Gökleri delerek aşan binalar artık geride kalmıştı. Pericol City'den çıkıp Tuksnesis'in sınırlarına yaklaşmışlardı.
Tuknesis, Black Sun'ın hükümeti ele geçirmesi sonucu hiçe sayılmıştı. Çeteler bu durumdan faydalanıp Tuknesisi bölüşmüşlerdi. Black Sun ilk başta bu durumu engellemeye çalışsa da iş bir yerden sonra kontrolden çıkmıştı. O dönemlerde Cotacs ordusu şu an olduğu kadar güçlü değildi.
En son çare olarak Cotacs'ın sınırlarını korumuş, geriye kalan kısımları kendi haline salmıştı. Günümüzde her bölgenin kendine ait kanunları vardı.
Babka torpidonun kapağını açıp içinden bir harita çıkardı. Harita 4 bölgeye ayrılmıştı. Sol kısımda Veseris, Ortada Cotacs, sağda Menesis ve en aşağıda Venera yazıyordu.

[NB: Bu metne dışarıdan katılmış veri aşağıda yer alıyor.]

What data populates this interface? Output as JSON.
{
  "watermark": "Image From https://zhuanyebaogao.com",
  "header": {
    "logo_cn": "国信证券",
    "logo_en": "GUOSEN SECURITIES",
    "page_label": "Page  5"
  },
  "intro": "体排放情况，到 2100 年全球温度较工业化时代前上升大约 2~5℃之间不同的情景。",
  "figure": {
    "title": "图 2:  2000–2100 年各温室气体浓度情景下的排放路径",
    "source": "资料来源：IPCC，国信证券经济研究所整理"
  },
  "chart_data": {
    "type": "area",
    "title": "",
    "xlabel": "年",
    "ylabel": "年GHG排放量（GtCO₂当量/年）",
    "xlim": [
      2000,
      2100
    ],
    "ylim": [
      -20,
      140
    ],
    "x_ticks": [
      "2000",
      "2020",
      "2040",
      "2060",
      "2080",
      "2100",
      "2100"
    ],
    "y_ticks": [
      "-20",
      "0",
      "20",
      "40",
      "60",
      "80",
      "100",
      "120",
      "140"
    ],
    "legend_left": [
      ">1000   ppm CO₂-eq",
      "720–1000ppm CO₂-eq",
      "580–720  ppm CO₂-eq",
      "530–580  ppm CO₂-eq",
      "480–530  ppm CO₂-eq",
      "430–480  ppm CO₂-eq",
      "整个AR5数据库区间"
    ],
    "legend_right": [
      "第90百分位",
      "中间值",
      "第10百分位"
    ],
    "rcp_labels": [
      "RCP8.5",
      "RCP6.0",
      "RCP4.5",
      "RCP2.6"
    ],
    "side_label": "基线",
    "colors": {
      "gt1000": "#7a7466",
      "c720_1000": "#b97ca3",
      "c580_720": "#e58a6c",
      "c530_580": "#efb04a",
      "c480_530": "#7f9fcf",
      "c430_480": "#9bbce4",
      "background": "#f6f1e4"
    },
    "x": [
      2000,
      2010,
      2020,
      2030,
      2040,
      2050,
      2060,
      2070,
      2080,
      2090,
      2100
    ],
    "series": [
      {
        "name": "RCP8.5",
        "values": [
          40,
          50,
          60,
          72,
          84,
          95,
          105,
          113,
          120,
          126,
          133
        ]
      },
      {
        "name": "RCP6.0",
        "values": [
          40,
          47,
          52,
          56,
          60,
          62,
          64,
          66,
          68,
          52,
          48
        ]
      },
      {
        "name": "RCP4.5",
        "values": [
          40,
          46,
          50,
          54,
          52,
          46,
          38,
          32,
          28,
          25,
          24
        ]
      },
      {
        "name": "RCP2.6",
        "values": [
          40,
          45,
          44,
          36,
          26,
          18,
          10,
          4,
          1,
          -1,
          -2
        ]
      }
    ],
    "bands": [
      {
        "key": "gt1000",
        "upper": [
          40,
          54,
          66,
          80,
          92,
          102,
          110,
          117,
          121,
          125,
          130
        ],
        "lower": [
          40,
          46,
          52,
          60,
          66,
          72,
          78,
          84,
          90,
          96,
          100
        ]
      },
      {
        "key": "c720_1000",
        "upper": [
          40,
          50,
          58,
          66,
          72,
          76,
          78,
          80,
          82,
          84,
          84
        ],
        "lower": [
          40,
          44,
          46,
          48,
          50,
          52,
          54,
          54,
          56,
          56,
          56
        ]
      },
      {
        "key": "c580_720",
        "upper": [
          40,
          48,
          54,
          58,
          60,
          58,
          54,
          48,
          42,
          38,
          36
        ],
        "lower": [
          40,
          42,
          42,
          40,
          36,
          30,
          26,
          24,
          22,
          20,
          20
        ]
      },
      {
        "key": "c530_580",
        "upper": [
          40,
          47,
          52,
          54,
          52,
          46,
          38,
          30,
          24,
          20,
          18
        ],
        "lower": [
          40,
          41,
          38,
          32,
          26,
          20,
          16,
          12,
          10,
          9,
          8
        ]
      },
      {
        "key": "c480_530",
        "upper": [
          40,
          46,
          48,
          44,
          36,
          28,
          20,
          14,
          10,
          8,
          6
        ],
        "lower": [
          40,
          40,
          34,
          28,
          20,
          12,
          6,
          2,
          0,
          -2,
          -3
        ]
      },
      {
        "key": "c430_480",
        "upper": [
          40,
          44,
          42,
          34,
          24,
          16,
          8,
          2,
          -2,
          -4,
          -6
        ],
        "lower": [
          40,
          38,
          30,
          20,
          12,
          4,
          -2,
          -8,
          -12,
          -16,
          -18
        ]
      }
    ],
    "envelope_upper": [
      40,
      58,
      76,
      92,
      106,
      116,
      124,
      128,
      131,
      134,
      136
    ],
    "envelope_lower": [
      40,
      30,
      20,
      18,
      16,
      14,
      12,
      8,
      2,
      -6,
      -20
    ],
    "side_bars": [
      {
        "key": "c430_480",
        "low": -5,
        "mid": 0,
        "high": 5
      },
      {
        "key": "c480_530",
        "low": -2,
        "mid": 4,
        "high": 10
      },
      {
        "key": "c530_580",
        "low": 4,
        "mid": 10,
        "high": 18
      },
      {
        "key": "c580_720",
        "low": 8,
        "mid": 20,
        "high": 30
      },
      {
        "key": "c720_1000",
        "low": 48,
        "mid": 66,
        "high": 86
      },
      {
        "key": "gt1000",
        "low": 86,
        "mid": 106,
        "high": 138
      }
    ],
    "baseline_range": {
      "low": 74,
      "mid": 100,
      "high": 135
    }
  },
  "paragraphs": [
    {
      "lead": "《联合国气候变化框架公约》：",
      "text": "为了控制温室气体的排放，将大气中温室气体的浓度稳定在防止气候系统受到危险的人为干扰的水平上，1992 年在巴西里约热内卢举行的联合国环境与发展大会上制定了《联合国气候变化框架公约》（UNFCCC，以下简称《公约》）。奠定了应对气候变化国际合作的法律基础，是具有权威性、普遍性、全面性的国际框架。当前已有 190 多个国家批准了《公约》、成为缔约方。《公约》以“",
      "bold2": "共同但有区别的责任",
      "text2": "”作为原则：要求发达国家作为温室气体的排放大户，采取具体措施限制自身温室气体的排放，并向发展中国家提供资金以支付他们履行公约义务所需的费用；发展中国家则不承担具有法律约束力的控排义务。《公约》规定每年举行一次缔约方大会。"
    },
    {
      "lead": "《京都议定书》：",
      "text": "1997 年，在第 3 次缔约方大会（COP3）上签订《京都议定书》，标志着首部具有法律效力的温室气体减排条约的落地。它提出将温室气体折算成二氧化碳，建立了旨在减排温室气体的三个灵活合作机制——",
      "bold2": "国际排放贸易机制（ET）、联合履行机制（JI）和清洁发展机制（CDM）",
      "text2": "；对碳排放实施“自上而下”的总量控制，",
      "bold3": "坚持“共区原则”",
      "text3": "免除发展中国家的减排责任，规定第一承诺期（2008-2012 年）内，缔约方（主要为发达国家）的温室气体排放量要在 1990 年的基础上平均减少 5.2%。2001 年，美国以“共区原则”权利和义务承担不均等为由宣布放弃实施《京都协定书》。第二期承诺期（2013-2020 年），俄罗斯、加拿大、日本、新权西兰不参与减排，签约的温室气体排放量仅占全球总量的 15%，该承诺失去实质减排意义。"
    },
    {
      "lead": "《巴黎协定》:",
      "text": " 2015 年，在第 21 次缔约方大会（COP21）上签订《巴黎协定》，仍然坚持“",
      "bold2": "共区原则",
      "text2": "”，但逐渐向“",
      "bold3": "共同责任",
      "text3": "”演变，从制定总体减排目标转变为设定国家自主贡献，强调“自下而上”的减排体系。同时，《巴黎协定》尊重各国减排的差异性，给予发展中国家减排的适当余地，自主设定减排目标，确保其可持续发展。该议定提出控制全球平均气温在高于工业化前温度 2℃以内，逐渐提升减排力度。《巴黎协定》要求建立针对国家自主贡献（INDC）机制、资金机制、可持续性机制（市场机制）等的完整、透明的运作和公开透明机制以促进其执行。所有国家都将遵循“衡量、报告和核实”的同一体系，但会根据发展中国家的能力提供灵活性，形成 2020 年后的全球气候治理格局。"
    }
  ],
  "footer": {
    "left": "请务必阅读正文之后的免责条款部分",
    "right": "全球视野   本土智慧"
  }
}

Haritaya bakıp birkaç noktayı inceledi.
"Pericol City, Tuksnesis'in sol üstünde kalıyor. Veserislerin sınırından geçip Cotacs'ın Hapishane alanına girebiliriz. Ancak uyarmam lazım (metalik biyonik kolunu gösteriyor). Bu tarz teknolojik vücut parçalarından hoşlanmazlar. Bionik deviriminden sonra Kutsal črno sonce 'yi reddettiler
"Neyi, neyi reddetile..."
"Ve kendilerine ait bir din oluşturdular.Teknolojinin sadece silahta kullanılabileceğini düşünüyorlar. Geriye kalan şeyler herhangi bir teknolojik parça olmamalı. Geneldee... Gördükleri zaman çok ta iyi tepki vermiyorlar. Ancak şöyle bir durum var ki. Sınır kısmında arkadaşım Robeža çalışıyor. Dolayısıyla umut ediyorum ki sıkıntı çıkmayacak. Ama Tuksnesis'te işler çok fazla Pericoldaki gibi işlemiyor. Devrimden sonra isyanlar, çeteler derken Tuksnesis bölgelere bölündü. Haritanın bu şekilde bölgelere ayrılmış olma sebebi bu. O yüzden dikkat etmemiz lazım."
"Aklıma şey takıldı. Devrim dedin, şey şey Bionik devrimi. O ne tam olarak"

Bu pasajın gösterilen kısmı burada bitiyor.